Part two looked at probabilistic vs. deterministic thinking, the use of burndown/burnups, the flaw of averages and monte carlo simulation for multiple item estimation.

Part three focuses on some common questions and challenges posed with these new methods, allowing you to handle those questions you may get asked when wanting to introduce a new approach in your teams/organisation.

The one question I get asked the most

Would you say story points have no place in Agile?

My personal preference is that just like Agile has evolved to be a ‘better way’ (in most contexts) than Waterfall, the methods described in this series are a ‘better way’ than using Story Points. Story Points make sense to be used in contexts where you have little or no dependencies and spend more time ‘doing’ than ‘waiting’.

Troy Magennis — What’s the Story About Agile Data

The problem is that so few teams in a large organisation like ours have this context yet have been made to “believe” story points are the right thing to do. For contexts like this, teams are much better off estimating the time they will spend ‘blocked’ or ‘waiting’, rather than the active time ‘doing’.
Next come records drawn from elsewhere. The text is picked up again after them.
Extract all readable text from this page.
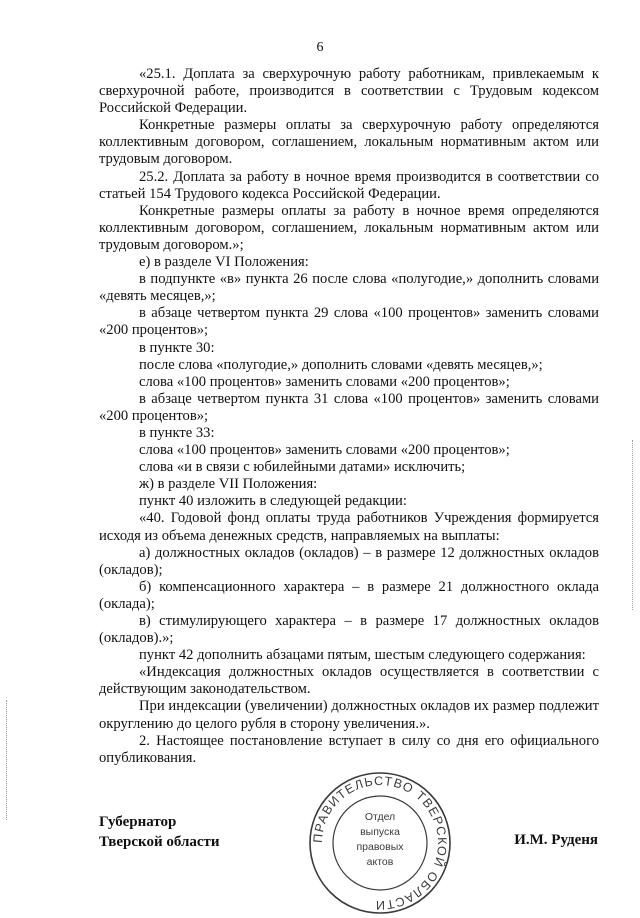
6

«25.1. Доплата за сверхурочную работу работникам, привлекаемым к сверхурочной работе, производится в соответствии с Трудовым кодексом Российской Федерации.

Конкретные размеры оплаты за сверхурочную работу определяются коллективным договором, соглашением, локальным нормативным актом или трудовым договором.

25.2. Доплата за работу в ночное время производится в соответствии со статьей 154 Трудового кодекса Российской Федерации.

Конкретные размеры оплаты за работу в ночное время определяются коллективным договором, соглашением, локальным нормативным актом или трудовым договором.»;

е) в разделе VI Положения:

в подпункте «в» пункта 26 после слова «полугодие,» дополнить словами «девять месяцев,»;

в абзаце четвертом пункта 29 слова «100 процентов» заменить словами «200 процентов»;

в пункте 30:

после слова «полугодие,» дополнить словами «девять месяцев,»;

слова «100 процентов» заменить словами «200 процентов»;

в абзаце четвертом пункта 31 слова «100 процентов» заменить словами «200 процентов»;

в пункте 33:

слова «100 процентов» заменить словами «200 процентов»;

слова «и в связи с юбилейными датами» исключить;

ж) в разделе VII Положения:

пункт 40 изложить в следующей редакции:

«40. Годовой фонд оплаты труда работников Учреждения формируется исходя из объема денежных средств, направляемых на выплаты:

а) должностных окладов (окладов) – в размере 12 должностных окладов (окладов);

б) компенсационного характера – в размере 21 должностного оклада (оклада);

в) стимулирующего характера – в размере 17 должностных окладов (окладов).»;

пункт 42 дополнить абзацами пятым, шестым следующего содержания:

«Индексация должностных окладов осуществляется в соответствии с действующим законодательством.

При индексации (увеличении) должностных окладов их размер подлежит округлению до целого рубля в сторону увеличения.».

2. Настоящее постановление вступает в силу со дня его официального опубликования.

Губернатор
Тверской области	И.М. Руденя
ПРАВИТЕЛЬСТВО ТВЕРСКОЙ ОБЛАСТИ
Отдел
выпуска
правовых
актов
Common questions posed for single item estimation

But the value is in the conversation, isn’t that what story points are about?

Gaining a shared understanding of the work is most definitely important! The problem is that there are much better ways of understanding the problem you’re trying to solve than giving something a Fibonacci number and debating if something is a ‘2’ or a ‘3’ or why someone feels that way about a number. You don’t need a ‘number’ to have a conversation — don’t confuse estimation with analysis! The most effective way to learn and understand the problem is by doing the work itself. This method provides a much more effective approach in getting to that sooner than story points do.

Does this mean all stories are the same size?

No! This is a common misconception you may hear. What we care about is “right sizing” our items, meaning they are no larger than an agreed size. 

 This is derived by using the 85th (or the number of your choice!) percentile, as mentioned in part one.

What about task estimation?

Source

Not using tasks encourages collaboration, swarming and getting stories (rather than tasks) finished. It’s quite ironic that proponents of Scrum encourage sub tasks, yet one of the creators of Scrum (Jeff Sutherland) holds a different view, supported by data. In addition to this, Microsoft found that using estimates in hours had errors as large as ±400% of the estimate.

Should we not use working days and exclude weekends?

Whilst there is nothing to say excluding weekends is ‘bad’ — it again comes back to the principle of talking in the language of our customer. If we have a story that we say on 30th April 2021 has a 14-day cycle time at 85% likelihood — when is reasonable to expect it? It would be fair to say this is on or around 14th May.

Yet if we meant 14 working days this would be 21st May (due to the bank holiday) — which is a whole week extra! Actual days again makes it easier for our customers/stakeholders to understand as we’re talking in their language.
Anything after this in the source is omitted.